Adverse-effect relation extraction
In the adverse-effect relation extraction step, pairs of diseases or symptoms and drugs that caused them are extracted from a discharge summary, which is a clinical document that briefly describes the patient's background prior to admission and the progress made during hospitalization.
When the text data of discharge summaries is input into the system, the system extracts medical terms in the text, which includes the names of drugs, symptoms, and medical tests. Then, a determination is made regarding whether a symptom is caused by a drug for pairs of symptoms and drugs extracted from the text.
(1) Discharge summary corpusNote1
An annotationNote2 tool used for annotating modalities and information on adverse-effect relations. Modalities include such types as S/O, PURPOSE, NEGATION, and NECESSITY, all of which are frequently used in the medical field. This tool is used for machine learning.Note3
(2) Medical term extraction
Medical terms belonging to 13 categories, such as drug, symptom, and test results, are automatically extracted from discharge summaries. For extracting medical terms, the system first converts the text of discharge summaries input into the system character by character in IOB2 format.Note4 Then the system predicts the tag sequences employing machine learning based on Conditional Random Field (CRF). The information used as featuresNote5 for machine learning is the morphological informationNote6 of the words containing five characters (the character to be judged as well as the two characters immediately preceding and following it). For example, in order to judge whether the character "腫" contained in the phrase "下肢浮腫の改善 (improvement in leg edema)" is a part of a symptom term, the morphological information of the words "下肢 (leg)," "浮腫 (edema)," "の (in)," and "改善 (improvement)," to which each of the five characters including "肢," "浮," "腫," "の," and "改" belong, is used as a feature.
(3) Adverse-effect relation extraction
Based on the definition of an adverse-effect relation as a causal relationship in which a drug induces a symptom, the system extracts adverse-effect relations. Fig. 2 shows an example of an adverse-effect relation.
A machine learning method called Support Vector Machine (SVM) is used for extracting adverse-effect relations. Sentences containing drug and symptom expressions are used as datasets for machine learning. Among all the pairs of drugs and symptoms, developments, or medical test results appearing in sentences, pairs between which an adverse-effect relationship is established are used as positive examples to train a classifier, whereas pairs with no adverse-effect relationship are used as negative examples. As features for identifying a pair with an adverse-effect relationship, the system utilizes the number of characters and morpheme between a drug and a symptom, the order in which a drug and a symptom appear in a text, a dependency chain, and clinical expressions in text.
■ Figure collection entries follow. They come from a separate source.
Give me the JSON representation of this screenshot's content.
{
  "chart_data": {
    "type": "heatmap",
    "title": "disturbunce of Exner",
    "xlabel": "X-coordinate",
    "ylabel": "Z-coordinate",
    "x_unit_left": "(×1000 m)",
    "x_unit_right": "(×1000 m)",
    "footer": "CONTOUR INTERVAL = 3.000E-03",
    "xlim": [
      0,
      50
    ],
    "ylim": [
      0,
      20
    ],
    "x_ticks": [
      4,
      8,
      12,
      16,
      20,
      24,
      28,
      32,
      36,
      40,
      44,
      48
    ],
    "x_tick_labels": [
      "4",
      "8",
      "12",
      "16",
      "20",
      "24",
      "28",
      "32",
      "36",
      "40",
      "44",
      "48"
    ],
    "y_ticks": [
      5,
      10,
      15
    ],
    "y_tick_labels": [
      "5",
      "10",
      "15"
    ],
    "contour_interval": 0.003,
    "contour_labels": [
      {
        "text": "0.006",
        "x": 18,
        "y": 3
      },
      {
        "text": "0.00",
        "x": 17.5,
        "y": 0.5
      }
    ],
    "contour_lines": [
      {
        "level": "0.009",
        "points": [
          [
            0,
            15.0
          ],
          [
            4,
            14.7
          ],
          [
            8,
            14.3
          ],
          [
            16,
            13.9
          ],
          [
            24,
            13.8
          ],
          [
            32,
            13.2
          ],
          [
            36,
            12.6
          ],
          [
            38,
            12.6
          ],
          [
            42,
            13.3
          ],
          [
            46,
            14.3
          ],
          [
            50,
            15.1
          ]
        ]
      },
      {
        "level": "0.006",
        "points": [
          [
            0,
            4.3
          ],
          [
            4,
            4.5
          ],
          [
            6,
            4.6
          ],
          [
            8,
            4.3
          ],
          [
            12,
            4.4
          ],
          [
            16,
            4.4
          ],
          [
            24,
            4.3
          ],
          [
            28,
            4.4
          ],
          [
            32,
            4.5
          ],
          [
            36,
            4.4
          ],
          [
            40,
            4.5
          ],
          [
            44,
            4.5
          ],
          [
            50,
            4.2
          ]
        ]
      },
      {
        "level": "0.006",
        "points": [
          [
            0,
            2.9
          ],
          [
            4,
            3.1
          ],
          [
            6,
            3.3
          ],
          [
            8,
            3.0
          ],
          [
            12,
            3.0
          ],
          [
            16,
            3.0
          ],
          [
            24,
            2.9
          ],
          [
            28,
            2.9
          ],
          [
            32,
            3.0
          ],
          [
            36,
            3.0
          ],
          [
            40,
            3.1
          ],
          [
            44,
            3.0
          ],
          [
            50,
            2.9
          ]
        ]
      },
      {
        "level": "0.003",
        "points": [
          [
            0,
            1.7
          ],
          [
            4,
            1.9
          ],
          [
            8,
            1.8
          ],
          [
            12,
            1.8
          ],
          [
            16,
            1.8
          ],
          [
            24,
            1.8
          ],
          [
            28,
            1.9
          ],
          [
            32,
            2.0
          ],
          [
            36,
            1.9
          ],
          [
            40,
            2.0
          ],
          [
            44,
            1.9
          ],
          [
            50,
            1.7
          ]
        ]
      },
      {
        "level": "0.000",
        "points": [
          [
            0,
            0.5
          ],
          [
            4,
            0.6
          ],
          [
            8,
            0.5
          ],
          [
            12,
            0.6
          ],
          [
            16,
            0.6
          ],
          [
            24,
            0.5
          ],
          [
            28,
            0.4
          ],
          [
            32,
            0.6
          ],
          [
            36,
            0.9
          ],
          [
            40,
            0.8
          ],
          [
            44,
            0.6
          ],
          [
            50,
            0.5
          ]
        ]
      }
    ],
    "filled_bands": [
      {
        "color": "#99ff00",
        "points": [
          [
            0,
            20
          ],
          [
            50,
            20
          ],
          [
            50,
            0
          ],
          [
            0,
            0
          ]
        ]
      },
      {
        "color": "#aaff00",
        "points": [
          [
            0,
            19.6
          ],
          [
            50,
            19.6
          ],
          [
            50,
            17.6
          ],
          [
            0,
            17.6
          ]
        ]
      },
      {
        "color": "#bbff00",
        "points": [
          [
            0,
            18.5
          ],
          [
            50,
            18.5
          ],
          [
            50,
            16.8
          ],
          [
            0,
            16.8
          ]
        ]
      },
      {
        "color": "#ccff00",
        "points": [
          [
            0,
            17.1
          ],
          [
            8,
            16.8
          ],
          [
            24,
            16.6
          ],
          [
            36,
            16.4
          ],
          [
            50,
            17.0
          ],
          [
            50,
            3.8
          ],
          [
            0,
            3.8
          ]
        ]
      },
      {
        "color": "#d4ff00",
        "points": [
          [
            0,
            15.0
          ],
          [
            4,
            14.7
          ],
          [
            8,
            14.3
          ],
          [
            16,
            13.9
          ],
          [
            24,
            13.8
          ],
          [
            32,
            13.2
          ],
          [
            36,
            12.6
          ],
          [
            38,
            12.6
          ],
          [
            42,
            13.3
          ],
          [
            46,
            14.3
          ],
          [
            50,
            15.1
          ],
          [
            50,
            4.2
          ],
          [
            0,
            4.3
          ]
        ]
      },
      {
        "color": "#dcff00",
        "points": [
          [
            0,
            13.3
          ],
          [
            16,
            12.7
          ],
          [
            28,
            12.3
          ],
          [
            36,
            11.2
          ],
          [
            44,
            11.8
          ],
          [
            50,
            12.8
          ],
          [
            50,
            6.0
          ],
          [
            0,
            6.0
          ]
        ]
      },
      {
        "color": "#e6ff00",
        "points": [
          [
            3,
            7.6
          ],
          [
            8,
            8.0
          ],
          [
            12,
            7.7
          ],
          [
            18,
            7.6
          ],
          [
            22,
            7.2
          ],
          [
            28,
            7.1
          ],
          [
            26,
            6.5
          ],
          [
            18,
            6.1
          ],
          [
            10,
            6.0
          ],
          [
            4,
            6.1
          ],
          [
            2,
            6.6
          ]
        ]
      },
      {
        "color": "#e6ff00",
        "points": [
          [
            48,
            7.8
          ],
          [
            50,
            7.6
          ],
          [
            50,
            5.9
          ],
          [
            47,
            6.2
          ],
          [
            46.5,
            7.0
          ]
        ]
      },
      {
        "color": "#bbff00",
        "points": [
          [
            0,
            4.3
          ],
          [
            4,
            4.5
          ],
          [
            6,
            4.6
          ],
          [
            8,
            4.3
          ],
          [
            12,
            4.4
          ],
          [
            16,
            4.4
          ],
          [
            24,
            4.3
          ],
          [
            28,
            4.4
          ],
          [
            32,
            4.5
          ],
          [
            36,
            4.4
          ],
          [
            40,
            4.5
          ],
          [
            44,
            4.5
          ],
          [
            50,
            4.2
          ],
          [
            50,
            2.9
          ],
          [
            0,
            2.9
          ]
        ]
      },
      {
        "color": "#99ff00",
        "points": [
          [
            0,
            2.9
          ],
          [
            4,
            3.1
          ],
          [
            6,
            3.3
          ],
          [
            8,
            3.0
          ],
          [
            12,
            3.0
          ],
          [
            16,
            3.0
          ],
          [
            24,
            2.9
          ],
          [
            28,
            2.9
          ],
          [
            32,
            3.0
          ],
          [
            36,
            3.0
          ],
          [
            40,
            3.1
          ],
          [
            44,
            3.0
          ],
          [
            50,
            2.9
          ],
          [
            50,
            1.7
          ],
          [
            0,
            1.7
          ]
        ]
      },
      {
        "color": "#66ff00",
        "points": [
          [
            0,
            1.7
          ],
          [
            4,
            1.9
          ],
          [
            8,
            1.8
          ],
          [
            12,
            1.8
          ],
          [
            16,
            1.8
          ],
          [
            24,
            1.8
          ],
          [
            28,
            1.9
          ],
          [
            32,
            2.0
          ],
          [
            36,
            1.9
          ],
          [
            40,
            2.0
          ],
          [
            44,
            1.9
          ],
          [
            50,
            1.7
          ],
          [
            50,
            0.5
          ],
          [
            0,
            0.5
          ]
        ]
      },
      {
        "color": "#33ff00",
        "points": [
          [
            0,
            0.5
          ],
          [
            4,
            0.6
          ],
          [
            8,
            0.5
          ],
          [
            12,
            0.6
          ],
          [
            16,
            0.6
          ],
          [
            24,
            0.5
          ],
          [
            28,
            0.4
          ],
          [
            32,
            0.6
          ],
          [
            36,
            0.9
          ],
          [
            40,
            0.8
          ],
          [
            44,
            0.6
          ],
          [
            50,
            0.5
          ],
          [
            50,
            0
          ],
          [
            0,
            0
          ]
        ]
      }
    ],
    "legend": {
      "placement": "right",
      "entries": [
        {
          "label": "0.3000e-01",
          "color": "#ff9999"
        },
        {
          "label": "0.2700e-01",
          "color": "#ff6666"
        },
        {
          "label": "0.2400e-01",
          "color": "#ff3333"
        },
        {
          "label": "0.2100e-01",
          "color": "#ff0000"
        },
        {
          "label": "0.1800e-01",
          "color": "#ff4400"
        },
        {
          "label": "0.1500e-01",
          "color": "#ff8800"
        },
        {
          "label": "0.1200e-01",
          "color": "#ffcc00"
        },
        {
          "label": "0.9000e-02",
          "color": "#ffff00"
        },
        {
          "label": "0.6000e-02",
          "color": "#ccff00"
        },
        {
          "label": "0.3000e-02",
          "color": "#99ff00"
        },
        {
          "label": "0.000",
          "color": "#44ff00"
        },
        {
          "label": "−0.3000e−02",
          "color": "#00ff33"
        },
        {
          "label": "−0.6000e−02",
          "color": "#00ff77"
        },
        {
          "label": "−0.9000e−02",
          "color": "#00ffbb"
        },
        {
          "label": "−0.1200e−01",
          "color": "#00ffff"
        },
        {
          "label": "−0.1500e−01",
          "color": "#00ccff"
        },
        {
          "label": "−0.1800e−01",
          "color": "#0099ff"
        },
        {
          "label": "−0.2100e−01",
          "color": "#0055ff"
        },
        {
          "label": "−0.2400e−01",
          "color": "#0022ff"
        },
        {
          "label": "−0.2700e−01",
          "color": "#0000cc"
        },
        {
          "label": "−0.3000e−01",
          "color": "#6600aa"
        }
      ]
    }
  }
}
- Note1 A large collection of writings in a natural language such as Japanese and English. In the fields of linguistics and information processing, corpora are utilized in research on natural language processing or as datasets for machine learning.
- Note2 Attachment of related information (metadata) to data.
- Note3 Construction a predictive model to predict an unknown outcome from historical data.
- Note4 A format for assigning a tag to a unit of characters (chunk). B, I, and O denote the beginning of a chunk, inside a chunk, and outside a chunk, respectively. In this system, the medical term is used as a unit of chunk.
- Note5 A clue used for machine learning.
- Note6 The smallest meaningful unit of language. A language unit used for dividing a sentence written in a natural language.